Now, let's take a look at light-evoked activity in a VIP-Cre mouse:

In [22]:
vip_sessions = sessions[sessions.full_genotype.str.match('Vip')]

session = cache.get_session_data(vip_sessions.index.values[-1])
In [23]:
trials = session.optogenetic_stimulation_epochs[(session.optogenetic_stimulation_epochs.duration > 0.009) & \
                                                (session.optogenetic_stimulation_epochs.duration < 0.02)]

units = session.units[session.units.ecephys_structure_acronym.str.match('VIS')]

bin_edges = np.arange(-0.01, 0.025, 0.0005)
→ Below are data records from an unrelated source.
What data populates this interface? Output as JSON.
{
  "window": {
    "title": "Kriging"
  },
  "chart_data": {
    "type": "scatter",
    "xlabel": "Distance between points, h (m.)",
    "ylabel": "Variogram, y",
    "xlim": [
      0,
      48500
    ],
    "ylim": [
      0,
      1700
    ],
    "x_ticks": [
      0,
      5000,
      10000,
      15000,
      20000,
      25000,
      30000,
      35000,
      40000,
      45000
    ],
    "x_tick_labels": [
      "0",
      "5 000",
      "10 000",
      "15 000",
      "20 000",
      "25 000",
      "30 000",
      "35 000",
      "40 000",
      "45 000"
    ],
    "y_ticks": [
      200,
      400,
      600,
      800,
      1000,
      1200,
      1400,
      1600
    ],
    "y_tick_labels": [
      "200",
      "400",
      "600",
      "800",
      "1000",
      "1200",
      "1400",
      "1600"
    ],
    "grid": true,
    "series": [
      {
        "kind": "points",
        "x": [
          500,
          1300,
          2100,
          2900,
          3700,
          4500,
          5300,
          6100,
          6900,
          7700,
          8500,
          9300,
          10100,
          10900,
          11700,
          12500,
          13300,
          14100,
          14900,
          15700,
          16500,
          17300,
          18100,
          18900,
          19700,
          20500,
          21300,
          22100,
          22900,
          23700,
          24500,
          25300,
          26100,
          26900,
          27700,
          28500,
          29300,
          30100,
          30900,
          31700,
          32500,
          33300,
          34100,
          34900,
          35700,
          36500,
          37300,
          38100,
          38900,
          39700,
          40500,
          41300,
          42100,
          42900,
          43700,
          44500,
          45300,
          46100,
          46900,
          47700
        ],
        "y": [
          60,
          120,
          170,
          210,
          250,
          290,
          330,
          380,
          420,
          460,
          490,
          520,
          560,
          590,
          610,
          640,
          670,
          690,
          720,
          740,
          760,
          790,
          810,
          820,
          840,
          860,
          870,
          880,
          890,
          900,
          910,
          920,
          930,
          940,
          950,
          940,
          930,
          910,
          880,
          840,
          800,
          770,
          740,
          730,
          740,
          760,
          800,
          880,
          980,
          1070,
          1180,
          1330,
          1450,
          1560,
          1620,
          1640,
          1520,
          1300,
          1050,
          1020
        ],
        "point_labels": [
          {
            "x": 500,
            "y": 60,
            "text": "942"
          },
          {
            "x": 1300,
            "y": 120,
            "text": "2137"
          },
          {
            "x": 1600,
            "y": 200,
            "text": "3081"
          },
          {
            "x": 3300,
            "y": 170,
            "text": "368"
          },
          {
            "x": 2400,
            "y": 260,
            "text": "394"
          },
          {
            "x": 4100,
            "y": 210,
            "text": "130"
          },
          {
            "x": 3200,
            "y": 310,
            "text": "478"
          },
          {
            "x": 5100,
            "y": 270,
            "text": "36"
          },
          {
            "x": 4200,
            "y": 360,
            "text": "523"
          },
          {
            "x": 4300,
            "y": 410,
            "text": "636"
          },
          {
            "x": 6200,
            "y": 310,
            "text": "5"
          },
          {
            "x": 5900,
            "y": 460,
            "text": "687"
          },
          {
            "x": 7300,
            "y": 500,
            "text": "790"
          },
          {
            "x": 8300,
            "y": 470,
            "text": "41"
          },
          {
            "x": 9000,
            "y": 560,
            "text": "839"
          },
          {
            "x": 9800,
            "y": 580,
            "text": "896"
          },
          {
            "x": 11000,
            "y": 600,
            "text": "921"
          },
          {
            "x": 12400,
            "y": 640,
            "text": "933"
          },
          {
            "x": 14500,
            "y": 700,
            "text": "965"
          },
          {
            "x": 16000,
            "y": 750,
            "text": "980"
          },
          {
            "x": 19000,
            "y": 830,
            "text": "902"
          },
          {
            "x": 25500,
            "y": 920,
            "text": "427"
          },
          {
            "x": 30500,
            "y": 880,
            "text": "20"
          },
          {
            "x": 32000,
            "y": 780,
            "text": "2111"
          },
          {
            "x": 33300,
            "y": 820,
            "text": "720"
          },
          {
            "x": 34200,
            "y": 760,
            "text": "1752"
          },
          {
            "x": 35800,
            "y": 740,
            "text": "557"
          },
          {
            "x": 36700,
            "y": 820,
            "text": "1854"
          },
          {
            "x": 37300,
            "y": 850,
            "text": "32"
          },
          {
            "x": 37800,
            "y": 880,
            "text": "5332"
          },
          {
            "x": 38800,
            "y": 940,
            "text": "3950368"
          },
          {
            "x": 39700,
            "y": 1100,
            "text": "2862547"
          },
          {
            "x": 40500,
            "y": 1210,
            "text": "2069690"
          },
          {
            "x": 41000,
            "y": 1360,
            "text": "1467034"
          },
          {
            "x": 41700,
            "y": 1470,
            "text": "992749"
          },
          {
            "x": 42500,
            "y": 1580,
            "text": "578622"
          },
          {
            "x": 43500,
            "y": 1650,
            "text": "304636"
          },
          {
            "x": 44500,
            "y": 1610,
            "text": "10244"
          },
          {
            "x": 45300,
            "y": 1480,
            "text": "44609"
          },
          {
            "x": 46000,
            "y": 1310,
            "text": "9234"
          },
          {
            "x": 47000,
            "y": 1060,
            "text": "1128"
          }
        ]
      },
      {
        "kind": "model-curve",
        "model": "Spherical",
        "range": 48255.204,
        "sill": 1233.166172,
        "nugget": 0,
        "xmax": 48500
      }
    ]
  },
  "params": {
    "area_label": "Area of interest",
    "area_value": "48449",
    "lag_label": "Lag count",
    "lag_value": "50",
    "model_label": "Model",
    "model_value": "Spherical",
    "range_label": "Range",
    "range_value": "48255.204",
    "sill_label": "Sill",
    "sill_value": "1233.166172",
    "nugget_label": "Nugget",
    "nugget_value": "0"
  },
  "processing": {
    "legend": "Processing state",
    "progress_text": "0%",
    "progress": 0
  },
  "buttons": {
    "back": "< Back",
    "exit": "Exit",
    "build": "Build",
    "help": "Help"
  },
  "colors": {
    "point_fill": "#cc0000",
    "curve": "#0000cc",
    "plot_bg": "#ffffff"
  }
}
da = optotagging_spike_counts(bin_edges, trials, units)
In [24]:
plot_optotagging_response(da)

This response looks much different than the examples above. There is only one unit (out of more than 350 in cortex) that is obviously responding to the 10 ms light pulse. Even though the yield for VIP-Cre mice is extremely low, these units will be extremely valuable to analyze. If we can characterize the stereotypical firing patterns displayed by labeled VIP+ interneurons, we may be able to identify them in unlabeled recordings.